On a peine à l’imaginer. Ils sont pourtant des millions. Un peu
plus de sept selon les dernières statistiques. Sept millions de corps
qui se plient, de mains qui s’activent, de sueur, de cambouis, de gestes
chaque jour mille et mille fois répétés. Les ouvriers représentent
encore aujourd’hui un quart de la population active française. La
France en bleu de chauffe et chaussures de sécurité travaille
toujours. Quand les ouvriers du textile ou de la sidérurgie diminuent,
ceux du tri, de l’emballage, de l’expédition ou les conducteurs-
livreurs, eux, progressent.
Ils sont là et pourtant invisibles. Car ces hommes et ces femmes ont
disparu de notre champ visuel. Il faut des fermetures d’usines et des
vies qui s’écroulent pour que l’on redécouvre, étonnés, leur
existence.
Au sortir de la Seconde guerre mondiale, ces travailleurs étaient pourtant acclamés comme des héros.
« Gueules noires » et métallos étaient alors les figures
incontournables de la reconstruction et les fers de lance des plus
grandes avancées sociales.
Comment une telle mutation a t-elle pu avoir lieu ?
Cette fresque historique en 3 volets revient sur les révolutions, les
frustrations, les victoires et les échecs qui ont changé radicalement
le visage du travailleur français.
Pour cela, il faut partir ausculter les mémoires. Avec près d’une
cinquantaine de familles, du Nord au Sud de la France, d’Est en Ouest,
ce film dresse le portrait de cette France ouvrière par ceux qui l’ont
faite et continuent de la faire. Une plongée dans les souvenirs
entremêlés afin que se redessine la réalité de la vie ouvrière.
Celle du fond de la mine, celle de la chaîne, de la «ligne » comme l’on
dit poliment aujourd’hui. Mais aussi le quotidien des courées, les
jardins bêchés les dimanches, les bistrots, les bals et les réunions
syndicales.
En suivant le fil de ces mémoires entrelacées, aidé par un comité
éditorial d’historiens et de sociologues, ce film pose aussi la
question de la désindustrialisation de la France voulue par les
gouvernements successifs dès les années soixante.
Pour la première fois, cette trilogie propose un portrait d’ensemble
de ces hommes et femmes qui ont reconstruit la France avant que cette
dernière ne
les sacrifie sur l’autel de la «nécessaire» rentabilité.
Episode 1 : « ... nos mains ont reconstruit la France » 1945-1963 - Durée 52 ‘14’’
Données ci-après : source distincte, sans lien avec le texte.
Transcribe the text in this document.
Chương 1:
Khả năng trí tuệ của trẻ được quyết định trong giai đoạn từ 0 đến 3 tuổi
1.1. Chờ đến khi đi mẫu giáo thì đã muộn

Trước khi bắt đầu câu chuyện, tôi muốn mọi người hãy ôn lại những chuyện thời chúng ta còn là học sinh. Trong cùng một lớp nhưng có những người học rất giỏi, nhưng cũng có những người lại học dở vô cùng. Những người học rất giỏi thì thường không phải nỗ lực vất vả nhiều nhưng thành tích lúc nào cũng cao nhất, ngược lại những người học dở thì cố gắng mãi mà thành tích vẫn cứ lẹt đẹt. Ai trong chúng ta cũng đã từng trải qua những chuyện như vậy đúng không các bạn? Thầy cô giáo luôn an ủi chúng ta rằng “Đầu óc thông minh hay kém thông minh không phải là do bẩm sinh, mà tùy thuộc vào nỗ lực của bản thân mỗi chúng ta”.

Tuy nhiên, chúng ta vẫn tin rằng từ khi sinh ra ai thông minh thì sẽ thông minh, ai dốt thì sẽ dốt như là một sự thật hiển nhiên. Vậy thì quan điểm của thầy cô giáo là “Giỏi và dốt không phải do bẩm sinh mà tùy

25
Dans sa première partie, le film décrit les années d’après-guerre.
Les ouvriers sortent auréolés de leur engagement massif dans la
Résistance, et la fierté d’appartenir à ce monde est grande.
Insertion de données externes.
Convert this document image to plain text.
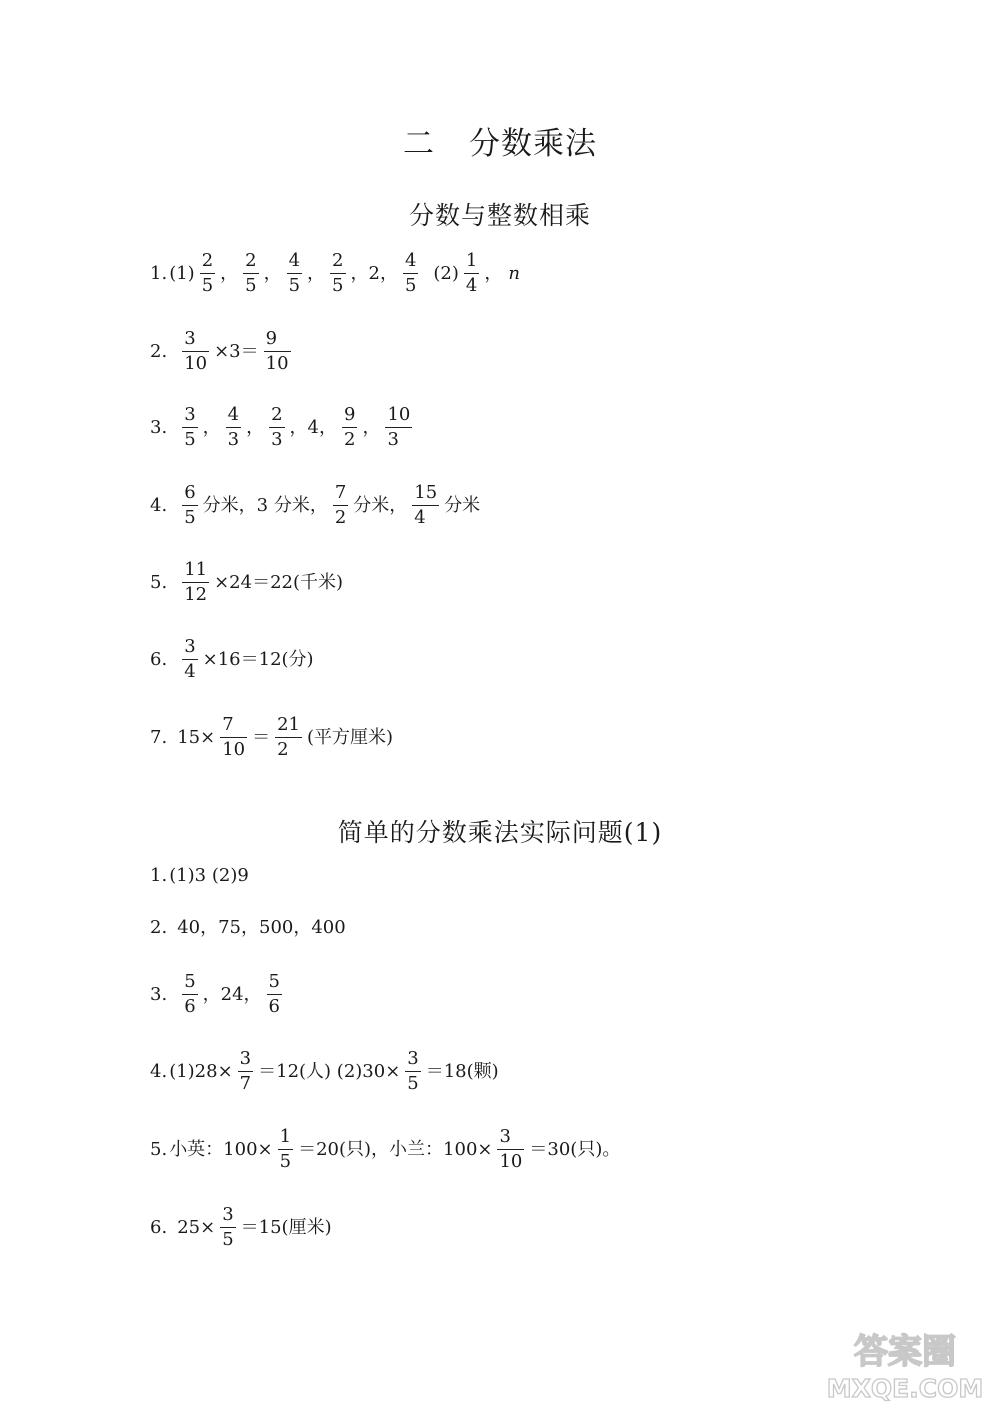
二 分数乘法
分数与整数相乘
1. $(1) \frac{2}{5}$ ， $\frac{2}{5}$ ， $\frac{4}{5}$ ， $\frac{2}{5}$ ，2， $\frac{4}{5} (2) \frac{1}{4}$ ， n
2. $\frac{3}{10} \times 3= \frac{9}{10}$
3. $\frac{3}{5}$ ， $\frac{4}{3}$ ， $\frac{2}{3}$ ，4， $\frac{9}{2}$ ， $\frac{10}{3}$
4. $\frac{6}{5}$ 分米，3 分米， $\frac{7}{2}$ 分米， $\frac{15}{4}$ 分米
5. $\frac{11}{12} \times 24=22$(千米)
6. $\frac{3}{4} \times 16=12$(分)
7. $15\times \frac{7}{10} = \frac{21}{2}$ (平方厘米)
简单的分数乘法实际问题(1)
1. (1)3 (2)9
2. 40，75，500，400
3. $\frac{5}{6}$ ，24， $\frac{5}{6}$
4. $(1)28\times \frac{3}{7} =12$(人) $(2)30\times \frac{3}{5} =18$(颗)
5. 小英：$100\times \frac{1}{5} =20$(只)，小兰：$100\times \frac{3}{10} =30$(只)。
6. $25\times \frac{3}{5} =15$(厘米)
答案圈
MXQE.COM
Dans l’inconscient collectif, l’ouvrier a le visage et la gouaille de
Jean Gabin. Le travail en usine ou à la mine reste une réelle
épreuve, mais les acquis du Front populaire et les réformes sociales
de 1945 laissent espérer aux ouvriers une amélioration de leurs
conditions de vie.
Episode 2 : « ... nos rêves ont façonné la société » 1963 – 1983 -Durée 52’14’’
Au beau milieu des Trente Glorieuses, la France construit l’Europe en
réformant son industrie. Les puits de mines sont progressivement
abandonnés. La décentralisation industrielle, lancée dans les années
soixante, est une aubaine pour certaines régions de l’Ouest et du Sud
de l’hexagone, mais marque le début du déclin des bassins industriels
traditionnels.
Au cœur de la Vème République gaulliste, les ouvriers doivent faire
face à une nouvelle révolution industrielle. L’automatisation
redessine sa place. Ces années-là parlent de progrès, de confort et
de plein emploi. Mais les ouvriers de cette génération s’interrogent :
ne sont-ils que des machines à produire ?
Episode 3 : « ... nos cœurs battent encore 1983 à nos jours - Durée 52’14’’
Ils y ont crû : un président de gauche devait forcément les
protéger. La désillusion est terrible. Dès 1983, la fermeture des
Hauts-Fourneaux, les restructurations dans l’automobile, les
délocalisations, l’intérim, le chômage, la précarisation de la vie
assomment les ouvriers.
Celui qui a un emploi est un chanceux. Pour le conserver, il faut faire
profil bas et endurer un rythme toujours plus soutenu. Les ouvriers
qui, un temps, avaient espéré accéder aux classes moyennes, se
retrouvent une nouvelle fois relégués en bas de l’échelle. La fierté
d’appartenance à une classe laborieuse a disparu avec cet espoir
déçu. Désormais, on ne se dit plus « ouvrier ». On préfère le nom
d’ « opérateur » ou de « technicien ». Sept millions de travailleurs
sont ainsi « ouvriers » sans vraiment le savoir eux-mêmes.